Senin, 17 Oktober 2011

PERSETERUAN DPR VS KPK

Lebih baik bubarkan saja KPK (Korupsi Pemberantasan Korupsi). Ucapan itu keluar dari mulut Wakil Ketua Komisi III dari Fraksi PKS, Fahri Hamzah, di depan Rapat Konsultasi DPR, KPK, Polri dan Kejaksaan Agung, Senin (3/10). Dan, seperti biasa media pun ramai-ramai menjadikannya polemik.
Ide pembubaran KPK seperti diungkapkan Fahri bukan barang baru. Ketua DPR Marzuki Alie pun pernah mengungkapkan ide serupa. Kala itu gagasan Marzuki juga jadi polemik. Tidak hanya itu, usaha membubarkan, atau paling tidak melemahkan, KPK sudah berkali-kali dilakukan. Upaya itu antara lain dengan mengaitkan Ketua KPK (waktu itu) Antasari Azhar dengan pembunuhan Direktur PT Rajawali Putra Banjaran Nasrudin Zulkarnaen. Juga lewat kriminalisasi yang dilakukan terhadap dua wakil ketua KPK, Chandra M Hamzah dan Bibit Samad Rianto.
KPK, seperti dikatakan Fahri, memang superkuat.
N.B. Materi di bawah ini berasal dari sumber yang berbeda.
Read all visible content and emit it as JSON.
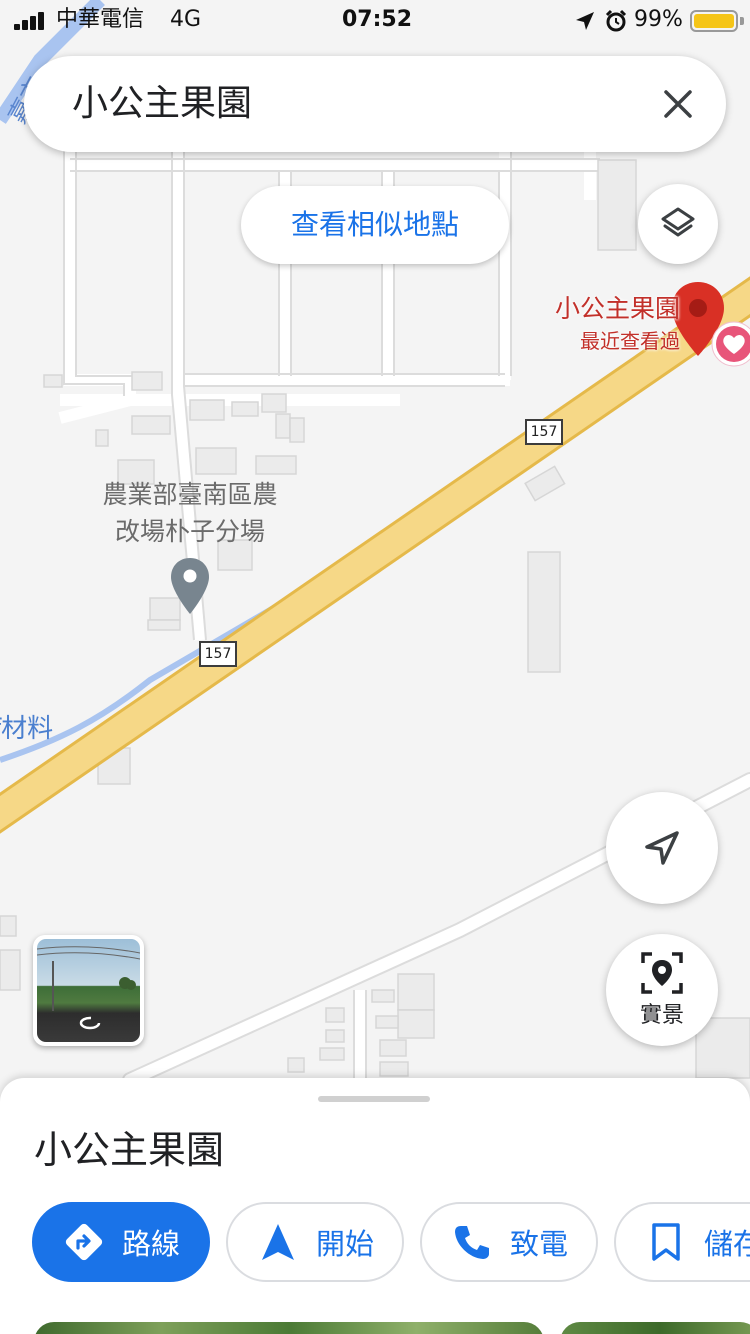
{
  "status_bar": {
    "carrier": "中華電信",
    "network": "4G",
    "time": "07:52",
    "battery": "99%",
    "battery_level": 0.99
  },
  "search": {
    "query": "小公主果園",
    "close_icon": "close-icon"
  },
  "map": {
    "similar_places_label": "查看相似地點",
    "layers_icon": "layers-icon",
    "poi_name_line1": "農業部臺南區農",
    "poi_name_line2": "改場朴子分場",
    "edge_label": "f材料",
    "city_label": "嘉市",
    "route_shield_1": "157",
    "route_shield_2": "157",
    "selected_place": {
      "name": "小公主果園",
      "subtitle": "最近查看過"
    }
  },
  "controls": {
    "my_location_icon": "navigation-arrow-icon",
    "live_view_label": "實景",
    "live_view_icon": "live-view-icon"
  },
  "sheet": {
    "title": "小公主果園",
    "actions": {
      "directions": "路線",
      "start": "開始",
      "call": "致電",
      "save": "儲存"
    }
  },
  "colors": {
    "accent": "#1a73e8",
    "road_highway": "#f6d887",
    "pin_red": "#d93025",
    "favorite_pink": "#e8557a"
  }
}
Undang-undang No 30/2002 tentang KPK memberikan kewenangan begitu besar terhadap lembaga itu. Dan, ketika KPK melaksanakannya, termasuk penangkapan anggota Dewan, pembuat UU pun gerah. Puncaknya adalah pemanggilan empat pimpinan Badan Anggaran (Banggar) yang berbuah usulan pembubaran lembaga pemberantasan korupsi tersebut.
Meski banyak yang menganggap ide pembubaran KPK sebagai angin lalu, tapi rupanya DPR benar serius. Anggota Komisi III DPR dari Fraksi PPP, Ahmad Yani, kemarin (4/10) menyebutkan, UU KPK akan direvisi bersama UU penegak hukum lainnya. Ini juga bukan rencana baru. Maret dan April lalu, DPR sudah berencana merevisi UU KPK. Priyo Budi Santoso dari Fraksi Partai Golkar yang mengungkapkan bahwa UU KPK akan direvisi karena kewenangan lembaga itu terlalu besar.
Bagi DPR, revisi UU KPK rupanya jadi prioritas. Buktinya, revisi tersebut menempati urutan keempat dari Program Legislasi Nasional (Prolegnas) yang harus diselesaikan tahun ini juga. Bagi masyarakat, DPR sekarang terasa seperti penjegal KPK. Itu pula persepsi masyarakat ketika DPR berpolemik mengenai calon pimpinan KPK yang terkesan seperti menunda-nunda pemilihan.
Masyarakat, terutama yang concern terhadap pemberantasan korupsi akan mengawasi revisi UU KPK tersebut. Jika ternyata revisi justru melemahkan upaya pemberantasan korupsi, tentu masyarakat tidak akan tinggal diam.
KPK sudah berumur 9 tahun kini. Cukup panjang. Dengan anggaran Rp400 miliar per tahun, kinerja KPK lumayan. Meski ada kesan tebang pilih, tapi kehadirannya secara umum sudah dirasakan terutama oleh para pelaku tindak pidana korupsi. Seperti dikatakan politisi Partai Demokrat, Benny K Harman, KPK telah menjadi “teroris”. Benny memang mengritik KPK dengan sebutan “teroris” tapi ungkapan itu tepat. KPK menjadi teroris bagi pelaku korupsi.
Kinerja KPK belum sepenuhnya seperti diharapkan. Beberapa kasus besar seperti dipendam, antara lain kasus Century. Baru-baru ini saja, setelah didesak KPK mengusut aliran dana Bank Century kepada pejabat Bank Indonesia, Budi Mulya. Bisa jadi itu dampak dari upaya kriminalisasi yang pernah dilakukan terhadap pimpinan KPK beberapa waktu lalu.
Ketidaksempurnaan KPK bukan alasan untuk membubarkannya. Memang, setelah kasus Nazaruddin kinerja KPK dipertanyakan. Dan, ketika Nazaruddin mengungkapkan pertemuannya dengan Chandra M Hamzah, kepercayaan masyarakat terhadap KPK merosot tajam. Tapi itu bukan berarti lembaga ini harus dihapuskan. Bukankah kepercayaan terhadap DPR pun jauh lebih merosot? Apakah dengan begitu DPR harus dibubarkan?